In July, Pepper Hamilton brought on partner Callan Stein from Barrett & Singal in Boston, also in the health sciences department. Like Hooker, he focuses on white-collar defense within the health care industry, as well as internal investigations, corporate and commercial litigation and health care litigation.

“We have a really strong and nationally recognized white-collar litigation practice nationwide and we think Boston is a natural place to grow because of our expertise in the firm in the health care industry,” said Todd Feinsmith, partner in charge of Pepper Hamilton's Boston office, which now has about 40 lawyers. “Boston is a leader, a worldwide leader, in biotech, life science, medical devices and all aspects of the health care industry.”

Also this past summer, Saul Ewing hired two partners from Boston-based Mintz Levin Cohn Ferris Glovsky and Popeo, Jeffrey Robbins and Joseph Lipchitz, who added a First Amendment and media practice to the firm. In addition to media clients, Robbins and Lipchitz brought clients in the health care and higher education spaces to Saul Ewing as well. They followed international tax and corporate partner Steven Eichel, who joined Saul Ewing's 16-lawyer Boston office in June, coming from Sullivan & Worcester.
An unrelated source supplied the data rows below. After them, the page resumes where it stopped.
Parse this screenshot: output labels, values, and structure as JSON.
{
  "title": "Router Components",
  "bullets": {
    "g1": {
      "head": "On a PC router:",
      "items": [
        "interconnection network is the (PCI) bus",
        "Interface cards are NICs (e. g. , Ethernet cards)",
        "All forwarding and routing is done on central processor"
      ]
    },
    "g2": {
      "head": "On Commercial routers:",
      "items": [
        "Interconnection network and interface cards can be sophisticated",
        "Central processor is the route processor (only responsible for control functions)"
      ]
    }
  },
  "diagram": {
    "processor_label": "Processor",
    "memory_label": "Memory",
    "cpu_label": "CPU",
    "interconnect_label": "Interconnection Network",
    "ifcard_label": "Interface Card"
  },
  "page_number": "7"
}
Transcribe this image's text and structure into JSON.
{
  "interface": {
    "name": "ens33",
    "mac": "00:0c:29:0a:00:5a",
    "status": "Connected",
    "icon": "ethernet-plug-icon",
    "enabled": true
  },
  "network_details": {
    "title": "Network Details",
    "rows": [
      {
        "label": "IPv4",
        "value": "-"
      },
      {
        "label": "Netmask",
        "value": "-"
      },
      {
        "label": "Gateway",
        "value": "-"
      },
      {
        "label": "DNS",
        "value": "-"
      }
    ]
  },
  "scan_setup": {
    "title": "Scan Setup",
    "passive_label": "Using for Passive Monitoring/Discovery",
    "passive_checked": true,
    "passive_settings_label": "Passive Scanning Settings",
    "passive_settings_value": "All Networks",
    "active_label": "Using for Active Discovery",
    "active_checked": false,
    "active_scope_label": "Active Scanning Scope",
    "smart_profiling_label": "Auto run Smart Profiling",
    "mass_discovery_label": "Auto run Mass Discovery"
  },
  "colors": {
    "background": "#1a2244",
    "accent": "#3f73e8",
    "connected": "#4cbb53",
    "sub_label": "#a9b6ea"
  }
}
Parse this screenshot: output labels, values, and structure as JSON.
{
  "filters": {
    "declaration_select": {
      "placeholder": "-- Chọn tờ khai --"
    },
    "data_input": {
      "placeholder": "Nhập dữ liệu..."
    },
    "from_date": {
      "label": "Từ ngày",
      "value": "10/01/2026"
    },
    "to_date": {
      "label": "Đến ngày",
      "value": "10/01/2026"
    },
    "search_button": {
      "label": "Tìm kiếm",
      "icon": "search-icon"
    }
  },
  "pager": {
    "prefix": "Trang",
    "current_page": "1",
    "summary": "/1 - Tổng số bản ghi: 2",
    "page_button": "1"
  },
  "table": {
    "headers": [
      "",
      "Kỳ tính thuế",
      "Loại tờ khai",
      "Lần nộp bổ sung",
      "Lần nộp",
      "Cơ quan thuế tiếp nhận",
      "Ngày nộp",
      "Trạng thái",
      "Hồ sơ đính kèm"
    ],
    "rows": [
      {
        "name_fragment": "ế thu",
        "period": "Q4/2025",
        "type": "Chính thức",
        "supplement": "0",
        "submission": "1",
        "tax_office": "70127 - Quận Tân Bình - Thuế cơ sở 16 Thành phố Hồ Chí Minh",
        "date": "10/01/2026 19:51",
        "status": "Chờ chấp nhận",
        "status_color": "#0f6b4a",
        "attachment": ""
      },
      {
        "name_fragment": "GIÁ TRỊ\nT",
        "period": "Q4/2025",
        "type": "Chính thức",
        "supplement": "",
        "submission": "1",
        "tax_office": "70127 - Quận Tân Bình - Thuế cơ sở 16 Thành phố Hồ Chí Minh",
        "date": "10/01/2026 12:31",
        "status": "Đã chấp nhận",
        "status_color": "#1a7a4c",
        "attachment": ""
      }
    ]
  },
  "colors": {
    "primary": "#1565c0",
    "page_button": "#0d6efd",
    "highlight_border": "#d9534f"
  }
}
“We've worked real hard to grow that office with quality lawyers,” Saul Ewing managing partner Barry Levin said. Seven years after his firm planted roots in that city, through its acquisition of local boutique Dionne & Gass, “we continue to move toward a full-service office in Boston,” he said.

Meanwhile, Pittsburgh-based Am Law 200 firm Eckert Seamans Cherin & Mellott added two litigation partners from McCarter & English to its Boston office in the spring, as well as an associate. Richard Briansky and Amy Hackett both focus on consumer financial services, construction and real estate, among other complex commercial litigation matters.
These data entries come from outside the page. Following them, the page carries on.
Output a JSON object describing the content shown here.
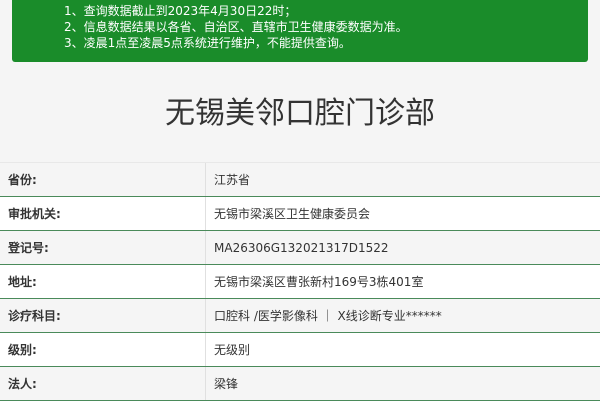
{
  "notice": {
    "lines": [
      "1、查询数据截止到2023年4月30日22时；",
      "2、信息数据结果以各省、自治区、直辖市卫生健康委数据为准。",
      "3、凌晨1点至凌晨5点系统进行维护，不能提供查询。"
    ]
  },
  "title": "无锡美邻口腔门诊部",
  "rows": [
    {
      "label": "省份:",
      "value": "江苏省"
    },
    {
      "label": "审批机关:",
      "value": "无锡市梁溪区卫生健康委员会"
    },
    {
      "label": "登记号:",
      "value": "MA26306G132021317D1522"
    },
    {
      "label": "地址:",
      "value": "无锡市梁溪区曹张新村169号3栋401室"
    },
    {
      "label": "诊疗科目:",
      "value": "口腔科 /医学影像科 ｜ X线诊断专业******"
    },
    {
      "label": "级别:",
      "value": "无级别"
    },
    {
      "label": "法人:",
      "value": "梁锋"
    }
  ]
}
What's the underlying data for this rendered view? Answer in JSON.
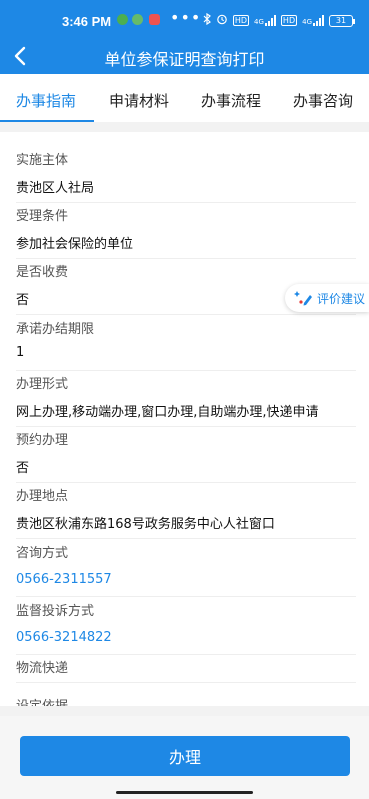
{
  "status_bar": {
    "time": "3:46 PM",
    "more": "•••",
    "battery": "31",
    "net_hd": "HD",
    "net_4g": "4G"
  },
  "nav": {
    "title": "单位参保证明查询打印"
  },
  "tabs": [
    {
      "label": "办事指南",
      "active": true
    },
    {
      "label": "申请材料",
      "active": false
    },
    {
      "label": "办事流程",
      "active": false
    },
    {
      "label": "办事咨询",
      "active": false
    }
  ],
  "fields": [
    {
      "label": "实施主体",
      "value": "贵池区人社局"
    },
    {
      "label": "受理条件",
      "value": "参加社会保险的单位"
    },
    {
      "label": "是否收费",
      "value": "否"
    },
    {
      "label": "承诺办结期限",
      "value": "1"
    },
    {
      "label": "办理形式",
      "value": "网上办理,移动端办理,窗口办理,自助端办理,快递申请"
    },
    {
      "label": "预约办理",
      "value": "否"
    },
    {
      "label": "办理地点",
      "value": "贵池区秋浦东路168号政务服务中心人社窗口"
    },
    {
      "label": "咨询方式",
      "value": "0566-2311557"
    },
    {
      "label": "监督投诉方式",
      "value": "0566-3214822"
    },
    {
      "label": "物流快递",
      "value": ""
    },
    {
      "label": "设定依据",
      "value": ""
    }
  ],
  "eval_button": {
    "label": "评价建议"
  },
  "submit_button": {
    "label": "办理"
  },
  "colors": {
    "primary": "#1e88e5",
    "background": "#ffffff",
    "gray_band": "#f2f2f2"
  },
  "icons": {
    "back": "chevron-left-icon",
    "eval": "edit-sparkle-icon"
  }
}
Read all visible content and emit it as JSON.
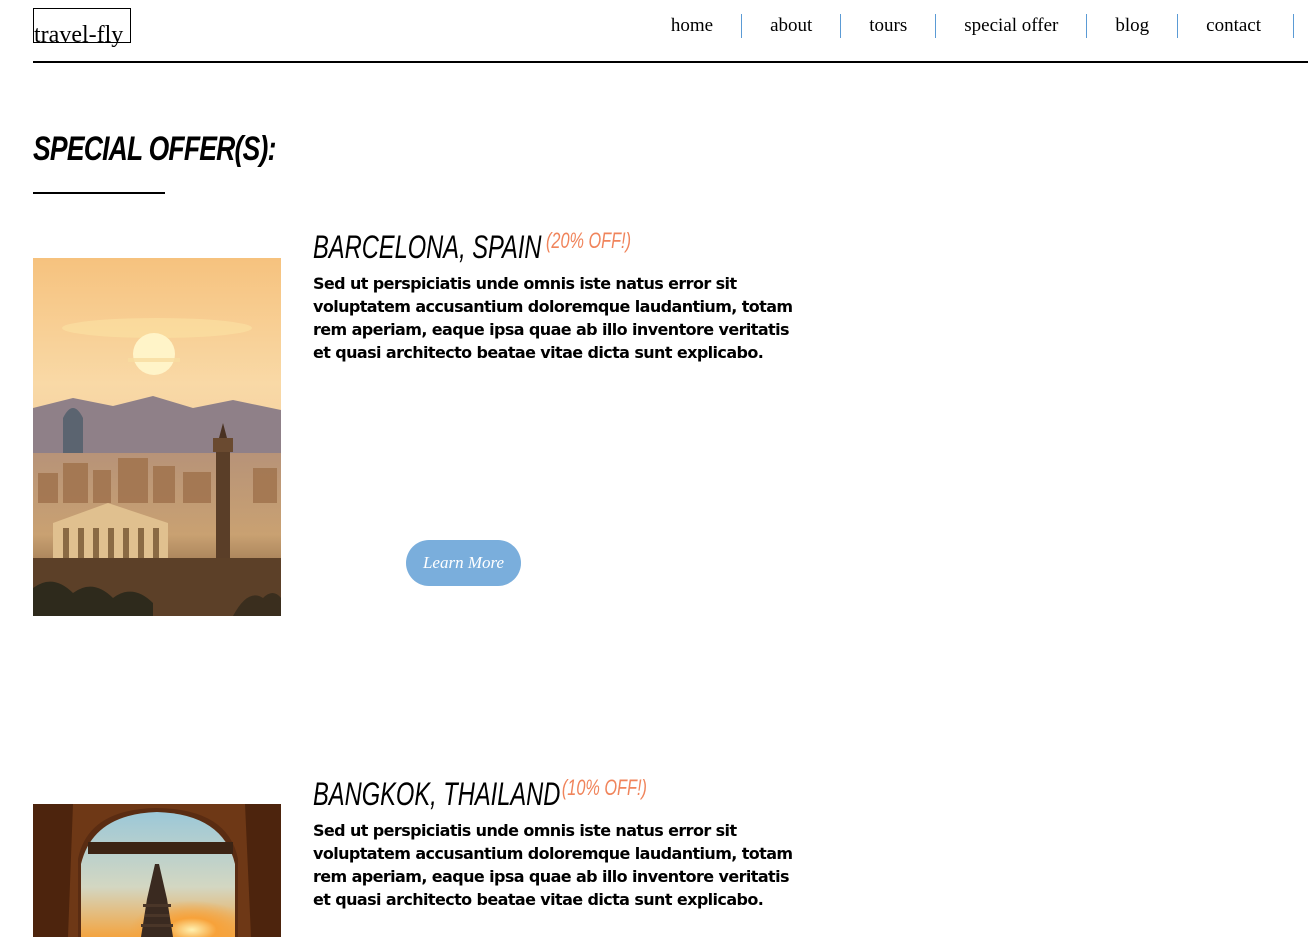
{
  "header": {
    "logo": "travel-fly",
    "nav": [
      "home",
      "about",
      "tours",
      "special offer",
      "blog",
      "contact"
    ]
  },
  "page": {
    "title": "SPECIAL OFFER(S):"
  },
  "offers": [
    {
      "destination": "BARCELONA, SPAIN",
      "discount": "(20% OFF!)",
      "description": "Sed ut perspiciatis unde omnis iste natus error sit voluptatem accusantium doloremque laudantium, totam rem aperiam, eaque ipsa quae ab illo inventore veritatis et quasi architecto beatae vitae dicta sunt explicabo.",
      "button": "Learn More"
    },
    {
      "destination": "BANGKOK, THAILAND",
      "discount": "(10% OFF!)",
      "description": "Sed ut perspiciatis unde omnis iste natus error sit voluptatem accusantium doloremque laudantium, totam rem aperiam, eaque ipsa quae ab illo inventore veritatis et quasi architecto beatae vitae dicta sunt explicabo."
    }
  ],
  "colors": {
    "accent": "#f0845b",
    "button": "#7aaedc",
    "nav_divider": "#5b9bd5"
  }
}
Boston's lateral market has been very active in the last two years, with Kirkland & Ellis, Hogan Lovells, Womble Bond Dickinson and Quinn Emanuel Urquhart & Sullivan among those opening up shop in the city. Polsinelli and Goodwin Procter also added to their Boston offices this year. And Hinshaw & Culbertson recently reaffirmed its commitment to the market by moving its 25 Boston lawyers into a new space under a 12-year lease.

Aside from the hot industries in the city, the lawyers themselves are a draw as well, Feinsmith noted.

“The talent pool in Boston is incredible. It's a university town and we have some of the best universities in the world, some of the best hospitals in the world,” he said. “Law firms around the country have realized that, and they've been coming here with increasing frequency in the last five to 10 years.”

As a result, Feinsmith said, it's become a “buyers' market” for clients, and law firms will have to build out a particular expertise to get their share of it. “To compete as a generalist in this market is going to be difficult,” he said.